Max Planck Institute of Molecular Cell Biology and Genetics, Dresden, Germany.
Harvard Medical School, Boston, United States.
Elife. 2017 Dec 29;6:e28307. doi: 10.7554/eLife.28307.
Organogenesis depends on orchestrated interactions between individual cells and morphogenetically relevant cues at the tissue level. This is true for the heart, whose function critically relies on well-ordered communication between neighboring cells, which is established and fine-tuned during embryonic development. For an integrated understanding of the development of structure and function, we need to move from isolated snap-shot observations of either microscopic or macroscopic parameters to simultaneous and, ideally continuous, cell-to-organ scale imaging. We introduce cell-accurate three-dimensional Ca-mapping of all cells in the entire electro-mechanically uncoupled heart during the looping stage of live embryonic zebrafish, using high-speed light sheet microscopy and tailored image processing and analysis. We show how myocardial region-specific heterogeneity in cell function emerges during early development and how structural patterning goes hand-in-hand with functional maturation of the entire heart. Our method opens the way to systematic, scale-bridging, studies of vertebrate organogenesis by cell-accurate structure-function mapping across entire organs.

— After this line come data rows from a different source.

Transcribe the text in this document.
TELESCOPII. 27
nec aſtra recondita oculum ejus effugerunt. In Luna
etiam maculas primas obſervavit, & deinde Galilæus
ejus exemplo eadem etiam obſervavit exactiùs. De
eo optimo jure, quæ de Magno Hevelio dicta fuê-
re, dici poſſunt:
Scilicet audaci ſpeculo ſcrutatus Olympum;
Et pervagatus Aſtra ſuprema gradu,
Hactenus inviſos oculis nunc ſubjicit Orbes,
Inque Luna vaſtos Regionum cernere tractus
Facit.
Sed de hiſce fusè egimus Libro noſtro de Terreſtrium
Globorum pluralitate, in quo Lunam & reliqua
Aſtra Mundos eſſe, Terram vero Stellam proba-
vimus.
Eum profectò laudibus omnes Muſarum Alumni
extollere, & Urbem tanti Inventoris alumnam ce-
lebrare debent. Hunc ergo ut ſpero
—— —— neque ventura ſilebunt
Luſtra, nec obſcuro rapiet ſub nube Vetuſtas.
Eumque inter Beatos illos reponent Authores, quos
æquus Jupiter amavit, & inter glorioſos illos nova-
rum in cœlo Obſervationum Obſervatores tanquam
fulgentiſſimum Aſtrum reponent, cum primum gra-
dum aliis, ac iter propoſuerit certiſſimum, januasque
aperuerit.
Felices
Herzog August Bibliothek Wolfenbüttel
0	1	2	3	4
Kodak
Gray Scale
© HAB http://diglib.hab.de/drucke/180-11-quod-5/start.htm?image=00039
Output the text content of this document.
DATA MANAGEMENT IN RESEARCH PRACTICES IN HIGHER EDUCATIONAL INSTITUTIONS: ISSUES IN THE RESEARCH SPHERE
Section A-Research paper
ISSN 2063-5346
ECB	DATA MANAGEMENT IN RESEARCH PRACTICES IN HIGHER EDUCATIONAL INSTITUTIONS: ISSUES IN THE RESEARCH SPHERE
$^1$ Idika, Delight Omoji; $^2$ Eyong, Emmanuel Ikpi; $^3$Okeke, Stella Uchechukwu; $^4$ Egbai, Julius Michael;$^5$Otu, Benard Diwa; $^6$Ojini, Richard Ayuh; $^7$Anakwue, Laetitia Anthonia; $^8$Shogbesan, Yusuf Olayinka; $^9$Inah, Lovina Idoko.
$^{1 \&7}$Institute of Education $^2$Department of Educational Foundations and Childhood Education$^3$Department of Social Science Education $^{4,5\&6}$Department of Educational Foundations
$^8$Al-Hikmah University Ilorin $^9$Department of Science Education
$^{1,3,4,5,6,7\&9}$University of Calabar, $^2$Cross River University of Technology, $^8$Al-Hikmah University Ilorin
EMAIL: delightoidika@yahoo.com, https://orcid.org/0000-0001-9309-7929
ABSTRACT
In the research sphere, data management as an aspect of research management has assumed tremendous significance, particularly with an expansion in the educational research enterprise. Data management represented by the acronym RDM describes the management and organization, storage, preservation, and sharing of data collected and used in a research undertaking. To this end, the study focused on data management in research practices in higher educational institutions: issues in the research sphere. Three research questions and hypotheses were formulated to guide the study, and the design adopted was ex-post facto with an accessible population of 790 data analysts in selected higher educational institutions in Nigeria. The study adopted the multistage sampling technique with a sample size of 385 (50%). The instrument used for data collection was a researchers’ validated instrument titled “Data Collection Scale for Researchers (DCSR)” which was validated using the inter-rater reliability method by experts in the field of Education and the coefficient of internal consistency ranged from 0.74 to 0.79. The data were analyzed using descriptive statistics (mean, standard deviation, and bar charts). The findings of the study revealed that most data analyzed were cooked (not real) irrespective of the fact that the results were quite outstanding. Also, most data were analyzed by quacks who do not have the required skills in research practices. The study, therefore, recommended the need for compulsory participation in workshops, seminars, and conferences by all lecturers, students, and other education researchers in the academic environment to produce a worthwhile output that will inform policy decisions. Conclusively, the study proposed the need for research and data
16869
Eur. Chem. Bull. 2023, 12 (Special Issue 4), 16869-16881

器官发生依赖于个体细胞之间的协调相互作用和组织水平上与形态发生相关的线索。心脏就是如此,其功能严重依赖于相邻细胞之间有序的通讯,这种通讯在胚胎发育过程中建立并精细调整。为了综合理解结构和功能的发育,我们需要将对微观或宏观参数的孤立快照观察转变为同时进行的、理想情况下是连续的、从细胞到器官尺度的成像。我们使用高速光片显微镜和定制的图像处理和分析,在活体斑马鱼胚胎的心脏环化阶段,对整个电机械解耦心脏中的所有细胞进行精确到细胞的三维 Ca 映射。我们展示了在早期发育过程中,心肌区域特异性细胞功能异质性是如何出现的,以及结构模式是如何与整个心脏的功能成熟齐头并进的。我们的方法为通过跨越整个器官的精确到细胞的结构-功能映射对脊椎动物器官发生进行系统的、跨尺度的研究开辟了道路。